Demon and angel.
My demons overpowered me! I felt as if I were taken by this strange rage, almost inhuman, lust for greed and revenge, such an emotional state I had never experienced before. I felt lost, my hands trembled, my heart would try to escape my chest with extreme violence, my mind was a tornado of chaos and agitation where every logic had vanished and all freedom was reduced to a subtle and very weak voice…
Demon and angel.
I was not me! Who was I…?! And yet there was also an angel in me trying to soothe me, telling me something I couldn’t hear in the midst of the storm, and I felt this angel was part of who I was. My two masks. Fighting to be heard and possess me fully. Two halves of me trying to surface from the very depths of my consciousness… My two masks. Frustration, anger, lust, greed, hate, envy. My demons overpowered me! They seem to know my weaknesses, as my own ego wallows and grows, fed by them, nurtured by them. It happens when you ignore yourself for so long that you start to believe you are weak and chained to being this grotesque demon, this wretched soul…
Demon and angel.
As I went outside and screamed, I cursed the cloudy skies and this damned mask overwhelming me and my ideas, condemning my soul and sealing my fate. Who was I…?! And yet, this beautiful voice kept whispering between my angry and chaotic thoughts. I fell on my knees trembling and crying, exhausted and feeling my head ready to explode; too much thinking and questioning, too much stupid fighting and pointless hating.

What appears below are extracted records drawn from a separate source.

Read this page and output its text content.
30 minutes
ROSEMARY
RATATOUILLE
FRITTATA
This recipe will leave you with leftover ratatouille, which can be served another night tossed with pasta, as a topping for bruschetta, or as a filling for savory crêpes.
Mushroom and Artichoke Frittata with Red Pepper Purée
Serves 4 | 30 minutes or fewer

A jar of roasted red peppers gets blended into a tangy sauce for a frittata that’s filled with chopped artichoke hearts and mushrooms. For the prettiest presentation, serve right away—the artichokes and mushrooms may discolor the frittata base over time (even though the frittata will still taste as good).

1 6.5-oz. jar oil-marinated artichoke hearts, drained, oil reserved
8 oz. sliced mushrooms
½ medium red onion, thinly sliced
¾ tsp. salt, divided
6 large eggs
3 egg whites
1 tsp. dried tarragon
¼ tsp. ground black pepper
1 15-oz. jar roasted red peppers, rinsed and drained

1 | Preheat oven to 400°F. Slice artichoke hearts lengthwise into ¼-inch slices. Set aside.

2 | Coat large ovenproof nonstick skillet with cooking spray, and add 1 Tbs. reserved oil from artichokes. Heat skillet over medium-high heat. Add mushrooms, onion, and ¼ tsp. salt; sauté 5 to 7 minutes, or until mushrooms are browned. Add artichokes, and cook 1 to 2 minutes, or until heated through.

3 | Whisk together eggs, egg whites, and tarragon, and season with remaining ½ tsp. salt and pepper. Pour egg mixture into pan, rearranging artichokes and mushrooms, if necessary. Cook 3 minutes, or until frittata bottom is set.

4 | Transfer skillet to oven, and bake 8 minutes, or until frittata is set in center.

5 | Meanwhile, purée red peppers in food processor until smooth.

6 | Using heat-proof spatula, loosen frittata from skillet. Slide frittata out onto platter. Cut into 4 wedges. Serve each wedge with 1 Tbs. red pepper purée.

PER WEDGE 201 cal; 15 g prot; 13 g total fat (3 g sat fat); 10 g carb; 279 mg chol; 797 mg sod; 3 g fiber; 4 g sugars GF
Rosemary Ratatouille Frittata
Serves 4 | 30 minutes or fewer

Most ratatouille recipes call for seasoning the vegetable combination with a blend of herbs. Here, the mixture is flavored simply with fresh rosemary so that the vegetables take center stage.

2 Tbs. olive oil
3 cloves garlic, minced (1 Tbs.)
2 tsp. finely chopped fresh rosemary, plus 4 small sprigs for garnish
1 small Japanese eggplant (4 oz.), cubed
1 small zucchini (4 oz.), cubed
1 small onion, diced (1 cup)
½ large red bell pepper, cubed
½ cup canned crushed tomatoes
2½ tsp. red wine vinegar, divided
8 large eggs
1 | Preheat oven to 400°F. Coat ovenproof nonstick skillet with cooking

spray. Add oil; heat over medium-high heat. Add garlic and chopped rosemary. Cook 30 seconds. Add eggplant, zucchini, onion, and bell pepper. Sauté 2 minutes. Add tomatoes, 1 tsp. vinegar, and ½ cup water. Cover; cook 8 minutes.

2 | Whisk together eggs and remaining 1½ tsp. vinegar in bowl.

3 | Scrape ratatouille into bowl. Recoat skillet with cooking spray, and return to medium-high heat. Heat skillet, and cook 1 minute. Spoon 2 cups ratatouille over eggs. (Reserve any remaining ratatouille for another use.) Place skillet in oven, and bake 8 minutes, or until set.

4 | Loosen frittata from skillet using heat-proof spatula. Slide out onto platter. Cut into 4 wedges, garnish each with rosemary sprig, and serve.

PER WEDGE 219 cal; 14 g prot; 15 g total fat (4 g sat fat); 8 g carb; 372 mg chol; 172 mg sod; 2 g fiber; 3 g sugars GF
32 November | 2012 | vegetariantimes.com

And the whisper came to me, and it brought a light I had never experienced before, and my conscience became aware of my own faults; for she was there, the angel in me calming the beast…
Demon and angel.
And then, illumination came, I realized that my two masks, the demon and the angel, were just inventions of my sheer ignorance, of my vain ego; and that in choosing one or the other I am not whole anymore and great suffering takes me hostage.. My two masks…
When you choose one or the other, you are negating one and welcoming the other; furthermore, it is your vain ego which chooses based on what it is expected, on what others have said, on a selfish desire. To be whole is to accept yourself as you are entirely, use all your energies to build the new, which is being an individual and creating yourself.